高校に入学してからは投手に専念させてきた。「うちのスタイルは、押し付けをあまりしないので。いろんなことにチャレンジしなさいっていうところから入っていく。こうやってみたい、ああやってみたいということをどんどんやらせてみました。結果、それがしっくりときたのが2年生の秋ぐらいからかな」。試行錯誤を繰り返しながら、村上は成長を続けてきた。

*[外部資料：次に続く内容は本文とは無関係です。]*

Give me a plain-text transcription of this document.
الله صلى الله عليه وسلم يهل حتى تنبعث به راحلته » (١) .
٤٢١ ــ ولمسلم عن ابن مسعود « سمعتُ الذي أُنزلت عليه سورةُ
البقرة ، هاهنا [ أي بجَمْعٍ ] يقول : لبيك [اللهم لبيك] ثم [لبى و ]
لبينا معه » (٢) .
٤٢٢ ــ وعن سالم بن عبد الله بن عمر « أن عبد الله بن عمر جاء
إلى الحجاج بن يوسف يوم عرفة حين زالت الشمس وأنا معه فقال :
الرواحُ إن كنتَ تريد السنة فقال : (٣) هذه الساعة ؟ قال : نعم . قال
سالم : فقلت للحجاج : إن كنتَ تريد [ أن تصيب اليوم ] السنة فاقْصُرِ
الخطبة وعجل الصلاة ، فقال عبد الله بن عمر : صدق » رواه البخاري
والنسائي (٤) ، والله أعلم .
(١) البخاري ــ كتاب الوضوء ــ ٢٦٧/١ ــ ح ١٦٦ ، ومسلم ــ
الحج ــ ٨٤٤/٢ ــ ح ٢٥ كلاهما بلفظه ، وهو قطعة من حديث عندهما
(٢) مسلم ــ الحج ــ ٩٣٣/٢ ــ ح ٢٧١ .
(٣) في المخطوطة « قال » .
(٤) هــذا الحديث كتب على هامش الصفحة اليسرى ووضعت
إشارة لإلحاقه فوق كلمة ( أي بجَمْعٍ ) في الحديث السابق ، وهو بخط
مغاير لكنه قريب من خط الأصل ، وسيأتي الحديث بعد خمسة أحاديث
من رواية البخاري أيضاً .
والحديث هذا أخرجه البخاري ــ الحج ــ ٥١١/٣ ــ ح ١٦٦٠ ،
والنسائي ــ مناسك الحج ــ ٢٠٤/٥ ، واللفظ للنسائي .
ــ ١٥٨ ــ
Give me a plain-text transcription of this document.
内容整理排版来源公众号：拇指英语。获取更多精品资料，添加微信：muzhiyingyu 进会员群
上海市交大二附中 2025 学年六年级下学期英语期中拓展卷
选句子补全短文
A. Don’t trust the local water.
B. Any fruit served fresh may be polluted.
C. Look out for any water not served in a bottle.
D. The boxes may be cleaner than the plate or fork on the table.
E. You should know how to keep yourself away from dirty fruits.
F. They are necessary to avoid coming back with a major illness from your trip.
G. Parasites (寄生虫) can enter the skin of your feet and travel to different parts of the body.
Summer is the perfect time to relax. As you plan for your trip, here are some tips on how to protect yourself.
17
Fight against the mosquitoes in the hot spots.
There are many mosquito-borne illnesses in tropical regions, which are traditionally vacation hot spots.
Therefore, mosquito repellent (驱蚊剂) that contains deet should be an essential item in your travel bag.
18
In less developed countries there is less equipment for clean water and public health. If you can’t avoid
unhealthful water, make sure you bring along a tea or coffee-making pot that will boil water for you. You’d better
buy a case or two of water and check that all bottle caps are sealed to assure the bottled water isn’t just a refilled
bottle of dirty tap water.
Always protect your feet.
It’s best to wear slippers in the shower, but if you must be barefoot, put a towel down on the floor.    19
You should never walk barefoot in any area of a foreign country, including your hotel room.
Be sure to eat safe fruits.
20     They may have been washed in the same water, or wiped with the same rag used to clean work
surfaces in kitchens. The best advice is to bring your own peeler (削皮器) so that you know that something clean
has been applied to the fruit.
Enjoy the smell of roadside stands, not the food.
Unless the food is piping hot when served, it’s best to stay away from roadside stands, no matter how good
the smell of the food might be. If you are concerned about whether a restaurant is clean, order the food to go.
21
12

多くの経験を重ねていった右腕は、“負け”を知るたびに変化を見せた。2年夏には、滝川二高から2023年ドラフト2位で楽天に入団した坂井陽翔投手と投げ合った。試合には敗れたものの、プロ注目の右腕から学んだものは投球の上手さだった。「(村上に対して)『ああいう球を放らんとあかんよな。カットボールを覚えようか』と話したんですけど、2週間後にはカットボールをきちっと投げられていたんですよね。『こいつはすげえな』って思いましたね」。すぐに新球種を習得する起用さと成長ぶりに、岡本監督は驚かされたという。
一冬を越えた村上に、再び大きな出来事が起きた。練習試合が解禁となった3月2日に組まれた強豪・報徳学園高との試合。相手投手は、今ドラフトで阪神から2位指名を受けた今朝丸裕喜投手だった。注目投手同士の投げ合いに、多くのスカウト陣が集結。軍配は報徳学園に挙がったが、結果以上に岡本監督が感じたものは、村上と今朝丸の“実力差”だった。

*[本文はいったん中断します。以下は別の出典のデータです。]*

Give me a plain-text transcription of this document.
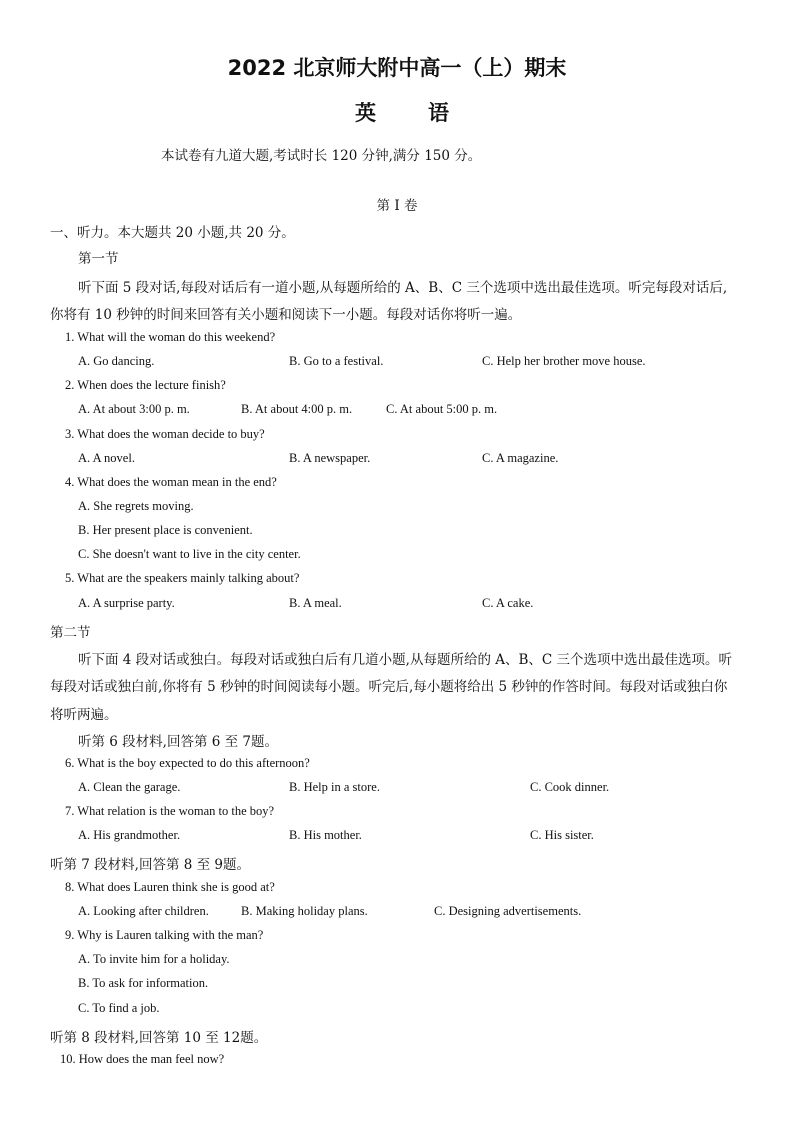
2022 北京师大附中高一（上）期末
英 语
本试卷有九道大题,考试时长 120 分钟,满分 150 分。
第 I 卷
一、听力。本大题共 20 小题,共 20 分。
第一节
听下面 5 段对话,每段对话后有一道小题,从每题所给的 A、B、C 三个选项中选出最佳选项。听完每段对话后,
你将有 10 秒钟的时间来回答有关小题和阅读下一小题。每段对话你将听一遍。
1. What will the woman do this weekend?
A. Go dancing.	B. Go to a festival.	C. Help her brother move house.
2. When does the lecture finish?
A. At about 3:00 p. m.	B. At about 4:00 p. m.	C. At about 5:00 p. m.
3. What does the woman decide to buy?
A. A novel.	B. A newspaper.	C. A magazine.
4. What does the woman mean in the end?
A. She regrets moving.
B. Her present place is convenient.
C. She doesn't want to live in the city center.
5. What are the speakers mainly talking about?
A. A surprise party.	B. A meal.	C. A cake.
第二节
听下面 4 段对话或独白。每段对话或独白后有几道小题,从每题所给的 A、B、C 三个选项中选出最佳选项。听
每段对话或独白前,你将有 5 秒钟的时间阅读每小题。听完后,每小题将给出 5 秒钟的作答时间。每段对话或独白你
将听两遍。
听第 6 段材料,回答第 6 至 7题。
6. What is the boy expected to do this afternoon?
A. Clean the garage.	B. Help in a store.	C. Cook dinner.
7. What relation is the woman to the boy?
A. His grandmother.	B. His mother.	C. His sister.
听第 7 段材料,回答第 8 至 9题。
8. What does Lauren think she is good at?
A. Looking after children.	B. Making holiday plans.	C. Designing advertisements.
9. Why is Lauren talking with the man?
A. To invite him for a holiday.
B. To ask for information.
C. To find a job.
听第 8 段材料,回答第 10 至 12题。
10. How does the man feel now?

「球速こそ(村上が)勝っていたんですけど、はっきりと『今朝丸とえらい差がついている』ということを言いました。『チームとして欲しいのは、球が速いやつじゃなくて、勝つピッチャーや』って。『ここからお前がどう変わるかやね』っていう話はしました。あの時の悔しそうな顔は印象に残っています。そこからの成長曲線は本当にすごかったなと思います」
同学年のライバルに負けた現実と、岡本監督から伝えられた言葉をしっかりと受け止めた。「『スピード勝負をしてるんじゃないよ。スピードガンのコンテストをしているわけじゃないから』っていう話をしたり、考え方の面を僕はうるさく言ってきました」。投球フォームや体の使い方は申し分ない。あと必要なのは精神面や、考え方の部分での成長だけだった。そこに重きを置いて指導をしてきた結果、ドラフト1位で指名される選手へと駆け上がっていった。

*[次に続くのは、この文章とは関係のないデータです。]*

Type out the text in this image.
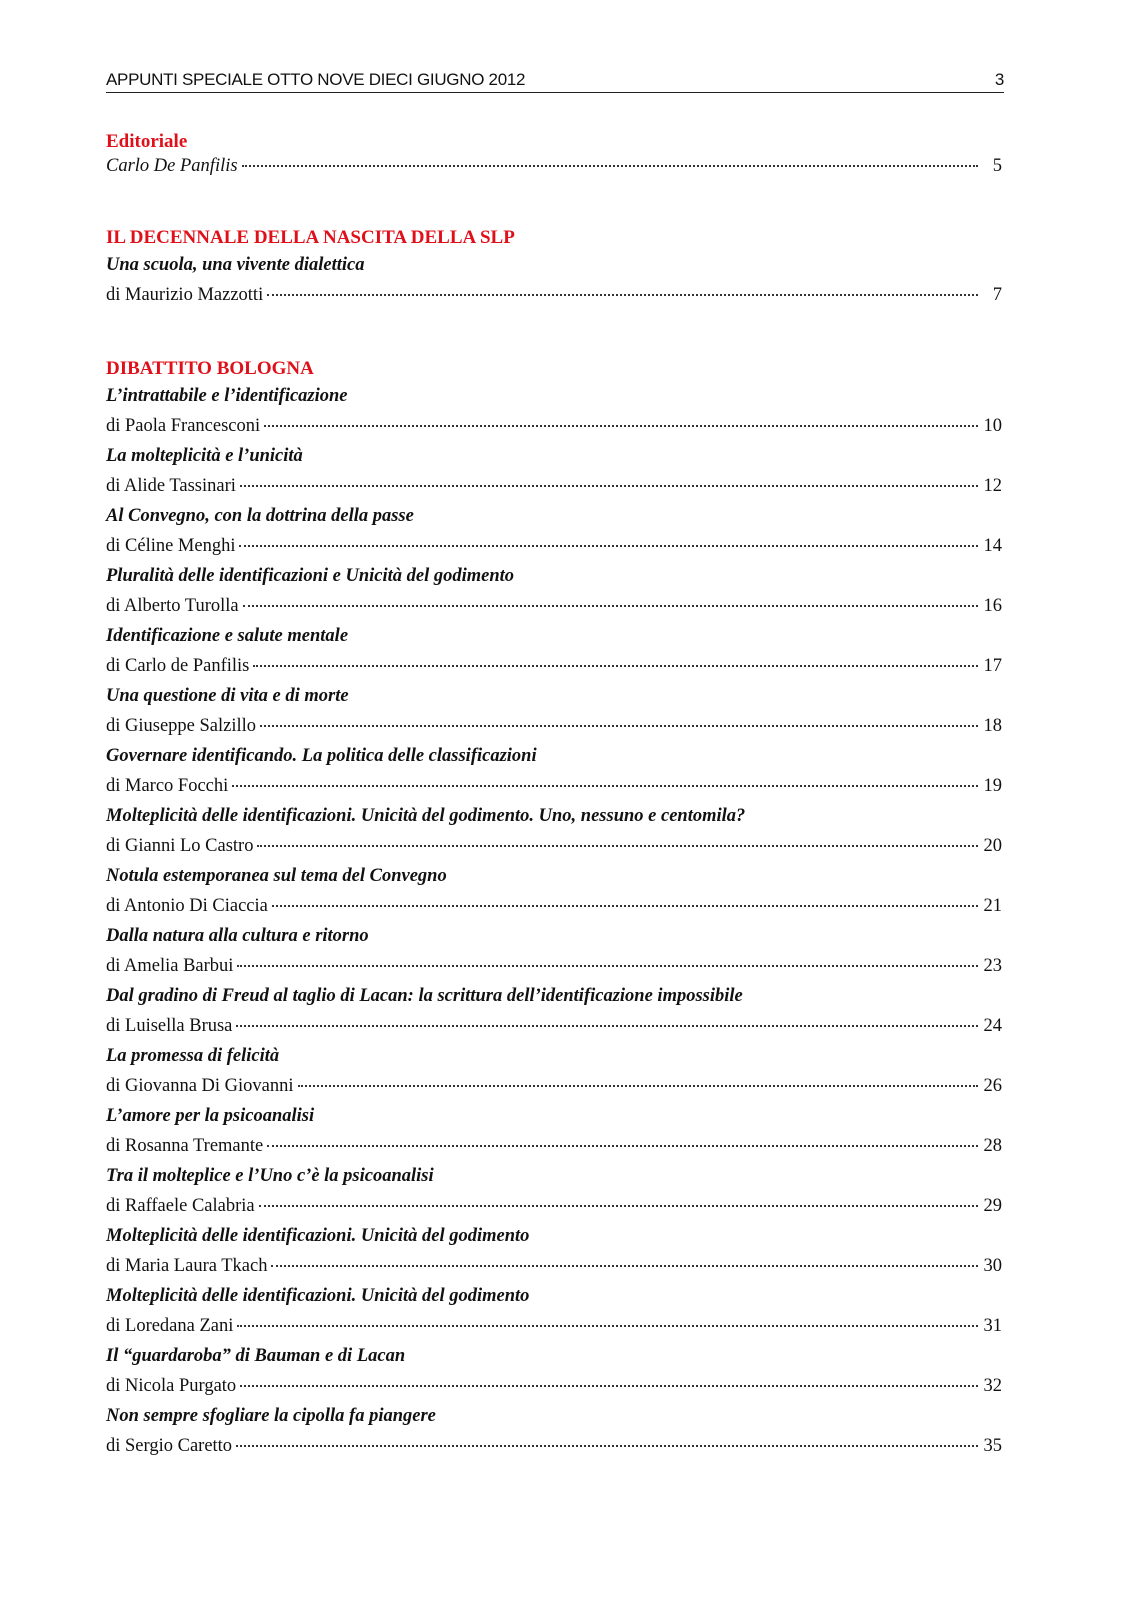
APPUNTI SPECIALE OTTO NOVE DIECI GIUGNO 2012	3
Editoriale
Carlo De Panfilis	5
IL DECENNALE DELLA NASCITA DELLA SLP
Una scuola, una vivente dialettica
di Maurizio Mazzotti	7
DIBATTITO BOLOGNA
L’intrattabile e l’identificazione
di Paola Francesconi	10
La molteplicità e l’unicità
di Alide Tassinari	12
Al Convegno, con la dottrina della passe
di Céline Menghi	14
Pluralità delle identificazioni e Unicità del godimento
di Alberto Turolla	16
Identificazione e salute mentale
di Carlo de Panfilis	17
Una questione di vita e di morte
di Giuseppe Salzillo	18
Governare identificando. La politica delle classificazioni
di Marco Focchi	19
Molteplicità delle identificazioni. Unicità del godimento. Uno, nessuno e centomila?
di Gianni Lo Castro	20
Notula estemporanea sul tema del Convegno
di Antonio Di Ciaccia	21
Dalla natura alla cultura e ritorno
di Amelia Barbui	23
Dal gradino di Freud al taglio di Lacan: la scrittura dell’identificazione impossibile
di Luisella Brusa	24
La promessa di felicità
di Giovanna Di Giovanni	26
L’amore per la psicoanalisi
di Rosanna Tremante	28
Tra il molteplice e l’Uno c’è la psicoanalisi
di Raffaele Calabria	29
Molteplicità delle identificazioni. Unicità del godimento
di Maria Laura Tkach	30
Molteplicità delle identificazioni. Unicità del godimento
di Loredana Zani	31
Il “guardaroba” di Bauman e di Lacan
di Nicola Purgato	32
Non sempre sfogliare la cipolla fa piangere
di Sergio Caretto	35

部活の引退後も村上は寮に残り、今も私服は一着も持ってきていない。あるのは制服と寮で過ごすためのジャージだけだ。「遊びには行かないようにしています」。現在も後輩たちの打撃投手を務め、部屋では技術的な成長を目指し、YouTubeなどで野球の勉強を毎日続けている。「僕の指導というよりは、本人が研究熱心な子なので」と岡本監督。これからも右腕の成長を見守っていくつもりだ。